Before the fall of 2008 eager business school grads would have killed for a job at Lehman Brothers Holdings. It was the 4th largest bank in the country, and anybody who had a Lehman Brothers job on their resume seemed to be set for life. People dreamed of walking down Manhattan’s Seventh Avenue and going to work in the bank’s beautiful 32 story skyscraper, but after September 15th 2008 any dream anybody had about Lehman would have been a nightmare. Lehman Brothers set the record for the largest bankruptcy filing in US history, and the financial damage is startling.
Here’s a quick refresher on the figures the company is dealing with:
$635 billion- The total assets Lehman claimed before filing for bankruptcy, $576.9 billion were in marketing securities
$613 billion- The amount of debt Lehman held as of May 2008
$398 billion- The estimated amount that Lehman’s liquidation could recover
Lehman officially came out of bankruptcy in March, nearly three and a half years after they declared. Lehman may have helped tank the global economy, but despite everything the company still exists today and has around 340 employees scrambling to return money to creditors. The company plans on gracefully bowing out of the financial scene by 2017, but before then the company has a lot of work to do.

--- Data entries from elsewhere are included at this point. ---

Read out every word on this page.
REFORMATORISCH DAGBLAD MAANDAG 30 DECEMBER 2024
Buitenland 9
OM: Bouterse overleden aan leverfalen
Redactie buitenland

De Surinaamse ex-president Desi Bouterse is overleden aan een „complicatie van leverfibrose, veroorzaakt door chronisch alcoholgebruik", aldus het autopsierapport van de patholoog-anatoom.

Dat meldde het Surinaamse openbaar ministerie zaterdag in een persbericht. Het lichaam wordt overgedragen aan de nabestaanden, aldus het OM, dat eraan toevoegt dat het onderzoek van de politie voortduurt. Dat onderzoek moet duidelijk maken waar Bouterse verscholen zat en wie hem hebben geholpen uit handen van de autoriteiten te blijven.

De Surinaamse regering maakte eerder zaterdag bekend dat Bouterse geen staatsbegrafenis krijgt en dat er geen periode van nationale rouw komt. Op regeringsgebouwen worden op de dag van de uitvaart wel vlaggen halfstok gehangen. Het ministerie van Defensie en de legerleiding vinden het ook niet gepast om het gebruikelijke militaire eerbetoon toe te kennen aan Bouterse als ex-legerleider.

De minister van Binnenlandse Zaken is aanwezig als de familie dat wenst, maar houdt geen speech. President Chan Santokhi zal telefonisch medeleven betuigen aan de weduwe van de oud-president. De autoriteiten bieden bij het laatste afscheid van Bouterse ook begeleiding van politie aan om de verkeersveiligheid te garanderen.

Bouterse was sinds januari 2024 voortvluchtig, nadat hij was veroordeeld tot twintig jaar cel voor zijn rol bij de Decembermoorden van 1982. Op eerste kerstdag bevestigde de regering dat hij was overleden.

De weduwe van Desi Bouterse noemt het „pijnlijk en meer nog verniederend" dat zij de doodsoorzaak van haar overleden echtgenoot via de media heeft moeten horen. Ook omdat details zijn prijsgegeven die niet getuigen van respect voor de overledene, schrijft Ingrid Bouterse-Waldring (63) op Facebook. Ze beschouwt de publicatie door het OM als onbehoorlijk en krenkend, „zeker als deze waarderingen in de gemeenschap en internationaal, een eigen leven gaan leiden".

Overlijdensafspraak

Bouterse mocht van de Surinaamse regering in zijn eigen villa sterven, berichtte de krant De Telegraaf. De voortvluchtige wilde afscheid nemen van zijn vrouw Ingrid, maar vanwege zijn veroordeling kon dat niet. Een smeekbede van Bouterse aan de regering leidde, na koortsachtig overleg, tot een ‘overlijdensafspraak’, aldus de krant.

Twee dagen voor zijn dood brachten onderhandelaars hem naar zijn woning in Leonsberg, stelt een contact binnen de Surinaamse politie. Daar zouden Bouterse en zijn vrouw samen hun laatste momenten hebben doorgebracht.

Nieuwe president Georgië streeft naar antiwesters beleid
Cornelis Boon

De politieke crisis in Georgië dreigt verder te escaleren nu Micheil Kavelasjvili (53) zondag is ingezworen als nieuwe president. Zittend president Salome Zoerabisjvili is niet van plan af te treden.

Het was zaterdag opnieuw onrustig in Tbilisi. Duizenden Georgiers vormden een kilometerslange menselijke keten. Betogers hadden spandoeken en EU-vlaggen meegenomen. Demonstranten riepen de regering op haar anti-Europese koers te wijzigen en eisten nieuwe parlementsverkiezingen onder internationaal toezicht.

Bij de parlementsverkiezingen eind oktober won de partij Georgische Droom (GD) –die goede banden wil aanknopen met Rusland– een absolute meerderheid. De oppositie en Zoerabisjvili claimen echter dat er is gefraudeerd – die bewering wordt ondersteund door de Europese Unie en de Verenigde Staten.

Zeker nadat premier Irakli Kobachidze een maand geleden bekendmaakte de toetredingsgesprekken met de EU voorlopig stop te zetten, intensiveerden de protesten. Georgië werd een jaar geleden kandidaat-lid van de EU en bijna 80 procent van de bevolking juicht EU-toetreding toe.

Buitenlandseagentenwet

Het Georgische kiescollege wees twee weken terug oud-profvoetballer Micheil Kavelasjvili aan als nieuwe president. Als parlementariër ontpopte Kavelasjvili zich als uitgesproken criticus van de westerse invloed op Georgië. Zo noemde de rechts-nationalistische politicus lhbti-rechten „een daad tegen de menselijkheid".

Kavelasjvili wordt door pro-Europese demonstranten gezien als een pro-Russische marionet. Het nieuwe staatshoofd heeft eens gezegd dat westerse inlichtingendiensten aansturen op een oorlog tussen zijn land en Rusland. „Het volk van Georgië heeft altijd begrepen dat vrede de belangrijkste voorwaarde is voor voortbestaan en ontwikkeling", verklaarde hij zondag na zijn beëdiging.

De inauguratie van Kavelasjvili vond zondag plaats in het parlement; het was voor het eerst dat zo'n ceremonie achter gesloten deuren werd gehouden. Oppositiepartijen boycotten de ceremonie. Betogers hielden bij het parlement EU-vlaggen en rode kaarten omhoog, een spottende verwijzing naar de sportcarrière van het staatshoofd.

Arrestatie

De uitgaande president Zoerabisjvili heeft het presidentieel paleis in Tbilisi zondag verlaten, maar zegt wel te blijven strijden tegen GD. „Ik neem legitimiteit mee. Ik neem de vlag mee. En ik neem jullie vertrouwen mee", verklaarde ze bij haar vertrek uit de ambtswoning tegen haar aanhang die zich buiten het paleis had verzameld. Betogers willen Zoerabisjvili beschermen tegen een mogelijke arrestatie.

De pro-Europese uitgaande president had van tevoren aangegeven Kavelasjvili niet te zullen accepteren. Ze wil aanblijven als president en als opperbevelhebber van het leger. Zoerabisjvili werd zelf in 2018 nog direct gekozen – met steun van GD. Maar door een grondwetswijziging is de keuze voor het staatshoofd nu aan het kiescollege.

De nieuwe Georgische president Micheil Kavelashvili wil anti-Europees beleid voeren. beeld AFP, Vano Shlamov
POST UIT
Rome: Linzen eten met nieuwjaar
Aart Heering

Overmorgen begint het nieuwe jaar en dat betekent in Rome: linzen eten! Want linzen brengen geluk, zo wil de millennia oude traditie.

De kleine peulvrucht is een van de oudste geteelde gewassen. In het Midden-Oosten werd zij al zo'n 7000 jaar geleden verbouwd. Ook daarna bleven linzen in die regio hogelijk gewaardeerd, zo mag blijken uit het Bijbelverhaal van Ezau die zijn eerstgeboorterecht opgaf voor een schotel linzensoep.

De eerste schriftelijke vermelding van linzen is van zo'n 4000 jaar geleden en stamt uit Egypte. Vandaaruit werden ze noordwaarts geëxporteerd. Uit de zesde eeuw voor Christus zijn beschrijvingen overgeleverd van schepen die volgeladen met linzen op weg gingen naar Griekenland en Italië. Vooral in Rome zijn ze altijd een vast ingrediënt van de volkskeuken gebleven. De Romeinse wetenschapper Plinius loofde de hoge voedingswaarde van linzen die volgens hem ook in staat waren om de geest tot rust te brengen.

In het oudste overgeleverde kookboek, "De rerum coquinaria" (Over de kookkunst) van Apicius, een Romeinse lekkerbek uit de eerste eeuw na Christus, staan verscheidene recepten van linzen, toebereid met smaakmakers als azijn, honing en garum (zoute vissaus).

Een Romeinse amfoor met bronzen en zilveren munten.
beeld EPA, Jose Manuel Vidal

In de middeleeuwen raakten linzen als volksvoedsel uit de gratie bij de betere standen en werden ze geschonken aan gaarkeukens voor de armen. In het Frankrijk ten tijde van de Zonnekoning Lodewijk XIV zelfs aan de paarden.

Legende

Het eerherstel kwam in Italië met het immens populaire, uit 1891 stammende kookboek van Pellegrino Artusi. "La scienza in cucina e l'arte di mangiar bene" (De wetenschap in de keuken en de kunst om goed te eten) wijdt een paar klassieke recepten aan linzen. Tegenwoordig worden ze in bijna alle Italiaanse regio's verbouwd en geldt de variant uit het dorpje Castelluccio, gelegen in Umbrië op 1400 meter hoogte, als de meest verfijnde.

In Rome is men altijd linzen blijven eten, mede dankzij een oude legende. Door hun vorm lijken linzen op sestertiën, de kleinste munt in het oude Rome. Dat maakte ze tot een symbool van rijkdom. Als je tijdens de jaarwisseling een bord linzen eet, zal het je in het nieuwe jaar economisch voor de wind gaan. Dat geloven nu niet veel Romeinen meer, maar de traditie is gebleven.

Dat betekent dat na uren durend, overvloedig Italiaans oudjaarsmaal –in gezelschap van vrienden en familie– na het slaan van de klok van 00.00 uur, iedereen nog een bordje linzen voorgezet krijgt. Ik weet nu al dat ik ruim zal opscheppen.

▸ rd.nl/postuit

Even though the company is out of bankruptcy they still have an awful stigma to shake. When many people hear about Lehman’s recent work they first think, “Wait, I thought that bank went under?”, but after that confusion passes many wonder why they’re still even allowed to function after what happened. Lehman’s PR team employees aren’t the only ones upset over the backlash. According to a Bloomberg BusinessWeek article the new company bigwigs are sick of people questioning their existence. They’re sick of the Frankenstein and zombie jokes, and they wish that people would treat the company with a little more respect.

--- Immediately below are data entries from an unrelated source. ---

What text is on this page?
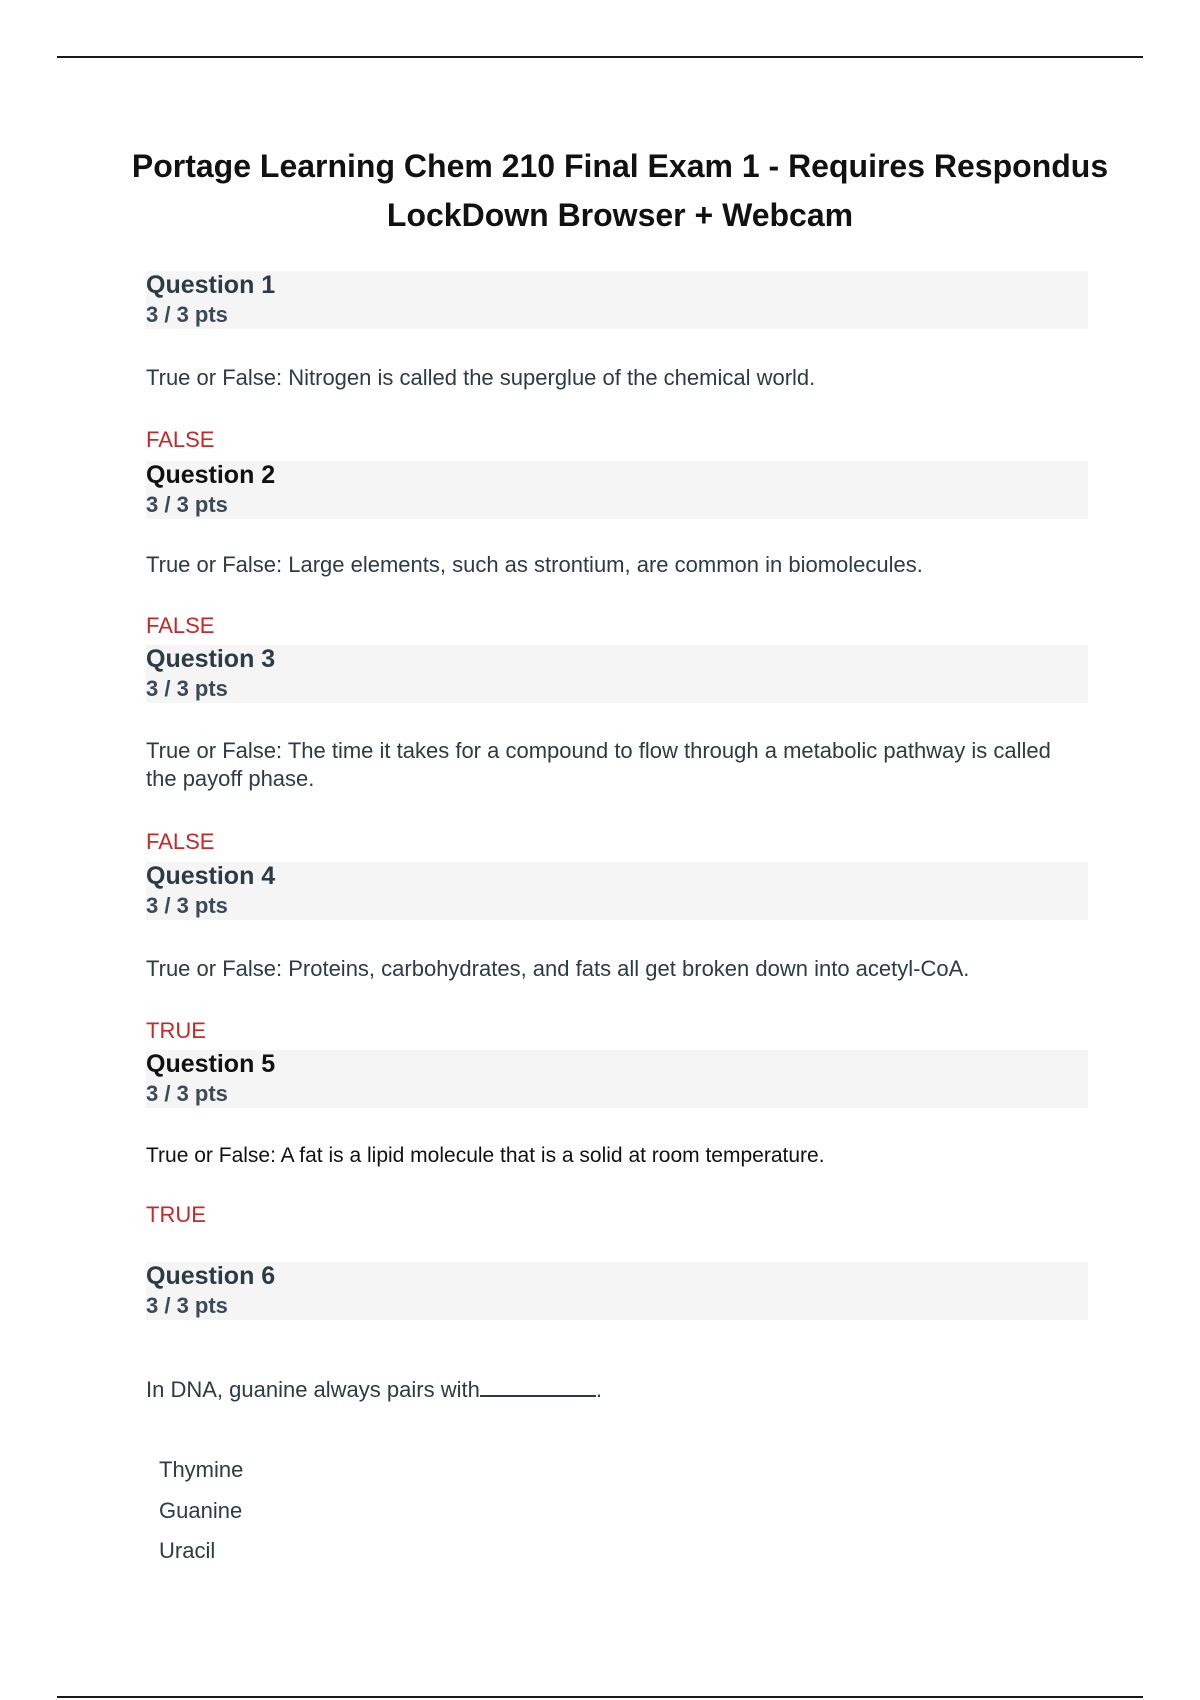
Portage Learning Chem 210 Final Exam 1 - Requires Respondus LockDown Browser + Webcam
Question 1
3 / 3 pts
True or False: Nitrogen is called the superglue of the chemical world.
FALSE
Question 2
3 / 3 pts
True or False: Large elements, such as strontium, are common in biomolecules.
FALSE
Question 3
3 / 3 pts
True or False: The time it takes for a compound to flow through a metabolic pathway is called the payoff phase.
FALSE
Question 4
3 / 3 pts
True or False: Proteins, carbohydrates, and fats all get broken down into acetyl-CoA.
TRUE
Question 5
3 / 3 pts
True or False: A fat is a lipid molecule that is a solid at room temperature.
TRUE
Question 6
3 / 3 pts
In DNA, guanine always pairs with	.
Thymine
Guanine
Uracil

To be fair it is a little hard for people to have confidence in a business that nearly obliterated the world’s economy, but if you think about it “zombie bank” is a pretty spot on way to describe the current state of Lehman. They used to be alive and vibrant, but they’ve spend the past few years dead and buried under their own debt. Now they have a little bit of life back in them, and they’re slowly shambling along with an all-consuming need to right their wrongs. It almost seems like they’re taking on a futile task. There’s no hope of breathing new life into Lehman, and a lot of people wish they never resurrected.